Thursday, Jun 22, 2006 at 01:10
Big problem is the prices have remained relatively steady, it is the DISCOUNTING that has varied, and that is totally at THIER discretion.

Agreed, will go nowhere. Pure politics to look as if they are actually doing something.
AnswerID: 179800

Follow Up By: GaryInOz (Vic) - Thursday, Jun 22, 2006 at 01:19

Thursday, Jun 22, 2006 at 01:19
Only real solution would be a one week cooling off period before they are allowed to change the price up or down. If the oil company owned sites go up too much in relation to the independants/non oil company owned sites, they are stuck with it for a week (watch your profits dive week after week if you get it wrong). This would make them average out the weeks "real" price and eliminate the W/E gouging, even for long W/E's.
FollowupID: 435978

Follow Up By: Truckster (Vic) - Thursday, Jun 22, 2006 at 13:14

Thursday, Jun 22, 2006 at 13:14
Im suprised more people arent waking up with empty tanks in their cars and someone running up the road with a few full jerrys and a slice of garden hose.
FollowupID: 436036

Follow Up By: Member - Jeff M (WA) - Thursday, Jun 22, 2006 at 13:23

Thursday, Jun 22, 2006 at 13:23
It's already happening, a mate of mine (a young apprentice) just filled his patrol with diesel. Woke up in the morning with the cap off and no fuel! Poor bastard, apprentice wages would make it very difficult to go and fill er' back up again...
FollowupID: 436039

Reply By: GaryInOz (Vic) - Thursday, Jun 22, 2006 at 01:25

Thursday, Jun 22, 2006 at 01:25
Further thoughts...

This would be particularly effective as they do not make much money/profit on the fuel anyway, most of the profit is generated collaterally with other in-store items that you buy while you are getting you petrol. If ppl don't buy petrol, they don't come into your store.
AnswerID: 179801

Reply By: Member - Bradley- Thursday, Jun 22, 2006 at 02:52

Thursday, Jun 22, 2006 at 02:52
yep , didnt have time to fill up on way to work today at $1.28 , come home at midnight and its $1.39 all through town **&%$#@#@#@#** bastards!!

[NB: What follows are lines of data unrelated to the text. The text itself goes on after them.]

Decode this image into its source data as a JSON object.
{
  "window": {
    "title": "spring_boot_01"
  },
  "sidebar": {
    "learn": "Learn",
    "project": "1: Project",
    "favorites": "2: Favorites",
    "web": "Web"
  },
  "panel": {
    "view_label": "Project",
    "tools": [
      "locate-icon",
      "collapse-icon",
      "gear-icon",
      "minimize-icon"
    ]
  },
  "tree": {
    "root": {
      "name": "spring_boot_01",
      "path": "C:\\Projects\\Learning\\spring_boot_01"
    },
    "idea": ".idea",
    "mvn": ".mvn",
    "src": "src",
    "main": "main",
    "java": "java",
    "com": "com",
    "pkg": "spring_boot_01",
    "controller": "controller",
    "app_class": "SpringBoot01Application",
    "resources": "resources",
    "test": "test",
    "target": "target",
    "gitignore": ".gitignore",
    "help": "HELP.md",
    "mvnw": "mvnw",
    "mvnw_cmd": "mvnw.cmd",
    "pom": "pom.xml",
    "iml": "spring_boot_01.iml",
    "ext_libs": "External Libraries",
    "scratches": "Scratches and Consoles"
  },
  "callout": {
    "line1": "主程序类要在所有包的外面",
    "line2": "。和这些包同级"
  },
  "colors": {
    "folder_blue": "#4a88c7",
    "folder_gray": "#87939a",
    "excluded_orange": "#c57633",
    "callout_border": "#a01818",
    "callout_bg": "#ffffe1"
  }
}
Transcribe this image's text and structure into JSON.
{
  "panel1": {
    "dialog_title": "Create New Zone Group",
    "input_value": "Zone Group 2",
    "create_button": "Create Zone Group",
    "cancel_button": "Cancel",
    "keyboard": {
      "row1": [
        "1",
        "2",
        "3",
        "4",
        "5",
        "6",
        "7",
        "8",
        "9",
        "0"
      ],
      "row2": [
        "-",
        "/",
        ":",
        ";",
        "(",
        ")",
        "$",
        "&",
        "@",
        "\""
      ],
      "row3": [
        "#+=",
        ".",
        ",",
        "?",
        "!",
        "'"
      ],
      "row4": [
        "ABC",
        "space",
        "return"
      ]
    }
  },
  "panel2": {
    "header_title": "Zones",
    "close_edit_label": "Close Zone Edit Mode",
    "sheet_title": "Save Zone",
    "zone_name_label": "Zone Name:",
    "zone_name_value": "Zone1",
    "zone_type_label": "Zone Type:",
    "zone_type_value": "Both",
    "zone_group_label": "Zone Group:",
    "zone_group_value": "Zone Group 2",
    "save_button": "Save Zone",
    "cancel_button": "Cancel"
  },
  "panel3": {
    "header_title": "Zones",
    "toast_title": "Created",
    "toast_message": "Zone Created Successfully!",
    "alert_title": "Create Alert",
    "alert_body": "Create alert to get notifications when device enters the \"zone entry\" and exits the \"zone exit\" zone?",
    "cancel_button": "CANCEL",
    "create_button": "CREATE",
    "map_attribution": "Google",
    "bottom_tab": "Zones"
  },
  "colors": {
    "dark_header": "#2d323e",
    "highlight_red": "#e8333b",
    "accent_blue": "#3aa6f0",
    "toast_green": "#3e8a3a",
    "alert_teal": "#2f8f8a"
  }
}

I am thinking a bit of "mad max" action wouldnt go astray, ie - ambush a tanker or 2.....

Seriously, we know we have to buy fuel, so doing the dont buy from here this week etc or no fuel days etc wont work. What WILL work is finding out which outlets get their fuel from the same tank farms & refineries, and boycotting those outlets for a week at a time, if we could systematically boycott each tankfarm it would cause absolute chaos with their production and storage that some change would have to be effected. We can whinge about the price till were blue in the face but untill we cause disruption and headache to their processes, they wont do a damn thing.

SO - anyone have any distribution info from the tankfarms ?
AnswerID: 179803

Follow Up By: Member - Jeff M (WA) - Thursday, Jun 22, 2006 at 13:28

Thursday, Jun 22, 2006 at 13:28
Well I don't do a heap of miles compared to some people on here (can't afford to in my current situation). However, I feel absoultally FANTASTIC that so far this year the oil companies have missed out on over 800L of diesel purchases from me, instead, I've been using recycled cooking oil (biodiesel) from a local small business.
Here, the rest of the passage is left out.